Bir akşam televizyon haberlerinde, tüm mahkeme kararlarına karşın, Bergama Ovacık’taki altın madeninin işletilmeye başlandığını duydum. Yerimden fırlayıp, “Biri bunu yazsın artık!” diye bağırırken buldum kendimi. Birkaç dakika sonra bilgisayarın başındaydım. Ve o güne dek benzerini yakından hiç tanımadığım Simo, Bergama Akropol’ünde yamaca yaslanmış, dünyanın en dik tiyatrosunun basamaklarından, Bergama’ya, Bakırçay Ovası’na, uzaklarda bir pırıltı gibi görünen Çandarlı Körfezi’ne bakarak kopuk terlikleriyle aşağı inmeye başladı. Romanı yazmam yaklaşık iki buçuk yıl sürdü. 2007’nin sonlarına doğru bitti ve hemen yayımlandı.
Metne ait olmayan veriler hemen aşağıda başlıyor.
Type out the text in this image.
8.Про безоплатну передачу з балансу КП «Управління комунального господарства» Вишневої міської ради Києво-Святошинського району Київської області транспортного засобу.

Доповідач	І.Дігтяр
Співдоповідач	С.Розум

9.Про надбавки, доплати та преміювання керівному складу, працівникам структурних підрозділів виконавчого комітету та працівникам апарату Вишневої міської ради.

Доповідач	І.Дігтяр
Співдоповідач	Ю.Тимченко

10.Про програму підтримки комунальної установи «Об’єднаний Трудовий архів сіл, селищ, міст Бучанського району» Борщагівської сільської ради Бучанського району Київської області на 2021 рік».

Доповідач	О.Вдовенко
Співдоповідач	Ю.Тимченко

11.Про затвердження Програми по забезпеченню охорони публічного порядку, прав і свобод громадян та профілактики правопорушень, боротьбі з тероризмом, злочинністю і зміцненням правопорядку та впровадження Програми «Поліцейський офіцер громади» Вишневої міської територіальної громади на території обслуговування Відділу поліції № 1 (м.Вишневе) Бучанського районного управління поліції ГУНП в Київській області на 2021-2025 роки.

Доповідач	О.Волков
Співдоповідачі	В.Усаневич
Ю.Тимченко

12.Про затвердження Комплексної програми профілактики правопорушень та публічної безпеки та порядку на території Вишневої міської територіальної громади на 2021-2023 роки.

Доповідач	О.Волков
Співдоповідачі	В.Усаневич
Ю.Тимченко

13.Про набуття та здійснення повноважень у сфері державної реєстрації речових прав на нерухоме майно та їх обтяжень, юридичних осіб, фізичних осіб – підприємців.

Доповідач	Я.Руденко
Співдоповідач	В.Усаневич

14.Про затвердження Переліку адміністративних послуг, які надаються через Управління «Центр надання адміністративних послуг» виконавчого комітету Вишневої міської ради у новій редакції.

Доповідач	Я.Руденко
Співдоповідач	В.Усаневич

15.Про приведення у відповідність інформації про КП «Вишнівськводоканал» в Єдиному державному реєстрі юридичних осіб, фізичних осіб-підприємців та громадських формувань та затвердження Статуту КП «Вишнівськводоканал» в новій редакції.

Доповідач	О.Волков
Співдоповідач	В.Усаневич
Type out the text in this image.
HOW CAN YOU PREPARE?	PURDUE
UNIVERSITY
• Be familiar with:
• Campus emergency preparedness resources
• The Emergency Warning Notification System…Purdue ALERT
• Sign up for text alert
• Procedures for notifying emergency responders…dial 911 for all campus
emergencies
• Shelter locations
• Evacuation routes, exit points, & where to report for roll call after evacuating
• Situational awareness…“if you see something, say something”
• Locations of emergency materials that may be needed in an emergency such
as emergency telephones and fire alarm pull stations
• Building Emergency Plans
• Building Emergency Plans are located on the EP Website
Roman kahramanları Simo ve Yadigarı yaşadıkları yerleri ve mücadele süreci içerisindeki konumlarını nasıl kurguladınız?

Sokakta yaşayan bir insanla karşılaştığımda, varsaydığım hikayeleriyle birlikte görünür gözüme. Hiçbir şey umurlarında değil gibidir, ama belki de dünyada olup biten her şeyden çok etkilendikleri için o kırılma noktasını yaşamışlardır. Simo da yakın çevresine büsbütün yabancılaşmış, bambaşka bir dünyada yaşayan bir adam. Hem oralı, her şeyiyle Bergamalı, hem de artık hiçbir şey umurunda değil. Yadigar ise sıkı sıkı tutunduğu düzenden beslenme umudunda. Hem birlikte yaşamayı seçmişler, hem birbirlerinden düşünce olarak bu denli uzak düşmüşler. Bergama’daki direnişe kayıtsız kalan milyonlarca insanın karşısına ben, dünyadan kopuk Simo’yu koydum sanırım. O haliyle bile neler olup bittiğini merak etti. Olayların bir parçası oldu. Evlerinde televizyonlarının karşısında oturup, etkisizleştirmek için medya tarafından kasten magazinselleştirilen Bergama direnişini kayıtsızca izleyen milyonlarca insanın tersine, direnişçilere katıldı Simo. Bana ne, diyenler, çoktu. Altın çıkarmanın ülke ekonomisini iyileştireceğini düşünüp altın şirketlerini, hükümetin tutumunu destekleyenler de. Bir de Bergamalı olup, kocası, oğlu iş bulsun diye direnişçilere tavır alanlar vardı. Yadigar bir anlamda onları temsil ediyor romanda. Zamanla değişti olayların seyri. Şimdi pek çok şey için alanlara dökülüyor insanımız. Bergamalı Simo’da, onun kişiliğinde benim o yıllarda gördüğüm, vermeye çalıştığım büyük değişim, ülkemizin her yanında yaşanıyor şimdi. HES’lere, nükleer santrallere, barajlara, talan edilen doğaya, kesilen ağaçlara ‘Bana ne?’ diyerek bakmıyor artık insanlar. “Yapma, yapamazsın” diyorlar. Bunun tohumu ilk olarak Bergamalı köylüler tarafından atılmıştır.

YAZARKEN UMUDA TUTUNDUM

Sizce bu köylü hareketine yönünü veren temel güç neydi?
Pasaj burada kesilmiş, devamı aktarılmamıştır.